You can ignore it, swim in it and attempt to live life as close to the way you did before your loss(es).
You can smoke about it, drink about it, have wild sex about it, and sleep all day about it. You can choose to engage with it or you can choose to push it down.
I just want you to know that you have a choice, and that however you choose to engage with your grief is in fact an active choice we make, whether or not it feels like it.
This may seem obvious, but most of the messages we hear about grief say things like “it’ll get better with time” and “just keep going”.
In that context of assumed lack of agency in your process, the idea that you can choose what to do with your grief may feel revolutionary and maybe even wrong, at least at first.
Here’s a story about grief in the midst of love to illustrate what I’m talking about.
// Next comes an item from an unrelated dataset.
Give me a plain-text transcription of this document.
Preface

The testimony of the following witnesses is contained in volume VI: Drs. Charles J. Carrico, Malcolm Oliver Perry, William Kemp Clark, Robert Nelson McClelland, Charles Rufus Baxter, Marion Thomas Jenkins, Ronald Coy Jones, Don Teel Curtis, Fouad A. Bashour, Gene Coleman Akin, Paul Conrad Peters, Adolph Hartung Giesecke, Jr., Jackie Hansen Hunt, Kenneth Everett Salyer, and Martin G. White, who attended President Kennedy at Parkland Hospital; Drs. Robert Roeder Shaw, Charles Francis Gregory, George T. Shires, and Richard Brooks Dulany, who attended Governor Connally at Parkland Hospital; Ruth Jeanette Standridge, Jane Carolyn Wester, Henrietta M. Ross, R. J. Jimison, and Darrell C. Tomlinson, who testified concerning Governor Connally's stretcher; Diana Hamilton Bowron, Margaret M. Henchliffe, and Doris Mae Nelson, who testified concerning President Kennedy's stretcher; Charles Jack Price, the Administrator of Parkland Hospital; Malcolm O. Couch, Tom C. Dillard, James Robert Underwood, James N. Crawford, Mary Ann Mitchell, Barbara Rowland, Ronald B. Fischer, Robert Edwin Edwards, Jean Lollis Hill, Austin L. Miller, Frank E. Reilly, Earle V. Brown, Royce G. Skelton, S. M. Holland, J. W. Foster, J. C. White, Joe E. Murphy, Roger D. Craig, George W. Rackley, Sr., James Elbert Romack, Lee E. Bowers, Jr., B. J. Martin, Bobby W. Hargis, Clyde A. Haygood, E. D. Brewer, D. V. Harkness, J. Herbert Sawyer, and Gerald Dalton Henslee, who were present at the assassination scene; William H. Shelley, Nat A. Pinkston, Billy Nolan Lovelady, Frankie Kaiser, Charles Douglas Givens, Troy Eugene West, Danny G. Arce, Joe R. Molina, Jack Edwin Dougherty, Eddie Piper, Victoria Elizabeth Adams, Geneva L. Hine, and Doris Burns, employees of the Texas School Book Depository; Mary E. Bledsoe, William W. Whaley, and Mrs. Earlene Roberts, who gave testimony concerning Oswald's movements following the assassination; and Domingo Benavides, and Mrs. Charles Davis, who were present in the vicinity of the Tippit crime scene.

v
It was about a year and a half after my mom died when I went to a dear friend from college’s wedding. It was the summer at a beautiful old house and property in Massachusetts. The house filled with family members and friends, some of whom I hadn’t seen since graduating back in 2013. The day of the wedding itself was beautiful, loving, tender-all the things you’d hope for a dear friend. The ceremony morphed into dinner morphed into dancing, as it does, and at one particular moment on the dance floor, my grief hit me.
I don’t know what it was about-maybe the revelation that my mom wouldn’t be at my own future wedding, maybe something else. It doesn’t really matter. The point is my response to that fuzzy far away feeling in my head and the dropping down feeling in my stomach. All of a sudden I was looking at the happy and light hearted people around me and feeling incredibly alone. At that moment I had a choice. I could shut the feelings down, take a shot and keep on dancing. Or I could stop, leave the room and let the grief do what it needed to do.
I chose the later, thankfully with another dear friend nearby to rub my back while I sobbed into the night sky.
And then, it was over.
The grief had moved.
I got back up and, tired and didn’t try to force energy where there wasn’t to go back to the dance floor. I went back to my room, and went to bed.
Anniversaries and holidays are hard, but it is these small moments of choice that truly make up the life of a grieving body. Do I stay or do I go? Do I sit with what is here or do I ignore it with everything that I’ve got?
A body that doesn’t have practice being with the sensations of grief without distraction or shutting down will not know that it has a choice, and a body that knows how to be with grief fully does.
Ultimately, that’s the difference.
That’s the choice you get to be empowered about when you learn to connect with your body in grief.
It’s not about getting to an end goal. It’s not about right or wrong. But listening to your body and knowing you have a choice of how to respond will, more often than not, guide you down the path that you need to be on.